Studienpreis Holzwerkstoffforschung

Masterarbeit geehrt

Freuen sich mit der Preisträgerin Dorothee Niehaus (2.v.l.): Professor Dr. Steffen Tobisch vom Institut für Holztechnologie ihd (l.), Dipl.-Ing. Hubertus Flötotto, Vorsitzender des Fördervereins Holzwerkstoff- und Holzleimforschung e. V. (mit Scheck), sowie Harald Schwab vom Fraunhofer-Institut für Holzforschung WKI (r.). Foto: Koelnmesse / Harald Fleissner

Den Rahmen des inzwischen 6. Innovationsworkshops Holzwerkstoffe nutzte der Förderverein Holzwerkstoff- und Holzleimforschung erneut, um den so genannten KAV-Preis 2017 zu vergeben. Preisträgerin ist Dorothee Niehaus, die in ihrer Masterarbeit die Methode des Vakuuminfusionsverfahrens auf die Herstellung von Laminaten übertrug und so weiterentwickelte, dass auf diese Weise zwei Prozessschritte – die Trocknung der Furniere im Vakuum auf der einen Seite sowie die Herstellung des Laminats auf der anderen Seite – in einem Arbeitsschritt zusammengefasst werden können.

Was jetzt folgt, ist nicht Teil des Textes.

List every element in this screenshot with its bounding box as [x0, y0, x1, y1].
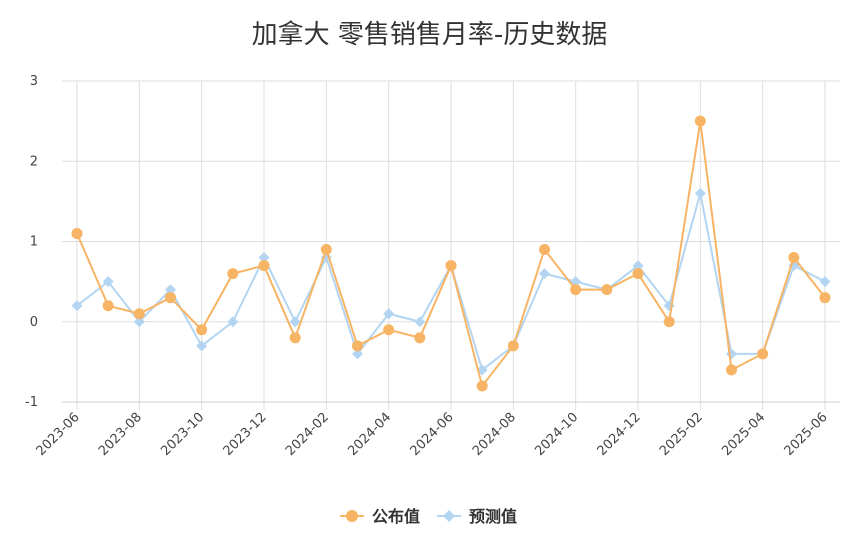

Dipl.-Ing. Hubertus Flötotto übergab als Vorsitzender des Vereins den mit 1.500 Euro dotierten Preis an die Nachwuchswissenschaftlerin, die ihre Arbeit am Fraunhofer-Institut für Holzforschung WKI in Braunschweig durchführte.

Professor Dr. Steffen Tobisch vom Institut für Holztechnologie ihd aus Dresden sprach als Vertreter des Preiskomitees die Laudatio für Frau Niehaus. Zur Jury, die sich die Auswahl unter den zahlreichen guten, eingereichten Abschlussarbeiten nicht einfach machte, gehörte neben Tobisch auch Professor Dr. Kasal, Fraunhofer-Institut für Holzforschung WKI, sowie Dr. Alfred Pfemeter, Sonae Arauco, als Industrievertreter.

Vakuumtrocknung und Laminatherstellung in einem Schritt

In ihrer Masterarbeit entwickelte Niehaus einen Versuchsaufbau, der zwei Prozessschritte bei der Laminatherstellung in einem zusammenfasst. Dabei trocknete die Bauingenieurin zuerst die feuchten Holzfurniere im Vakuum und verklebte sie daraufhin mit Epoxidharz zu Laminaten.

Konkret legte sie während des Prozesses die noch flexiblen Furniere mit verstärkenden Glasfasern in eine beheizbare Form und verschloss diese mit verschiedenen Vliesen und Geweben luftdicht. Die Forscherin nutzte Unterdruck, um die Furniere zu trocken und das Harz in die beheizbare Form zu ziehen. Durch die spätere thermische Aushärtung des Harzes werden anschließend die Glasfasern mit den nun trockenen Furnieren zu Halbzeugen verklebt. Sie stellte sowohl planare, als auch dreidimensional geformte Laminate her. Mechanische Prüfverfahren, wie Zug-, Biege-, Zugscher- und Schlagzähigkeitsprüfungen nutzte Frau Niehaus, um die erzielte Verklebungsqualität zu überprüfen und zu optimieren.

Professor Tobisch lobte in seiner Laudatio insbesondere den ingenieurwissenschaftlichen Ansatz, mit dem Frau Niehaus selbständig und im Austausch mit den Kollegen am Fraunhofer WKI die Technologie der Vakuuminfusion auf dreidimensionale Strukturen anpasste. Darüber hinaus betrachtete Niehaus auch die Wirtschaftlichkeit des optimierten Verfahrens, um Herstellern von Formteilen die bessere Abwägung der Chancen und Risiken für eine industrielle Umsetzung zu erleichtern.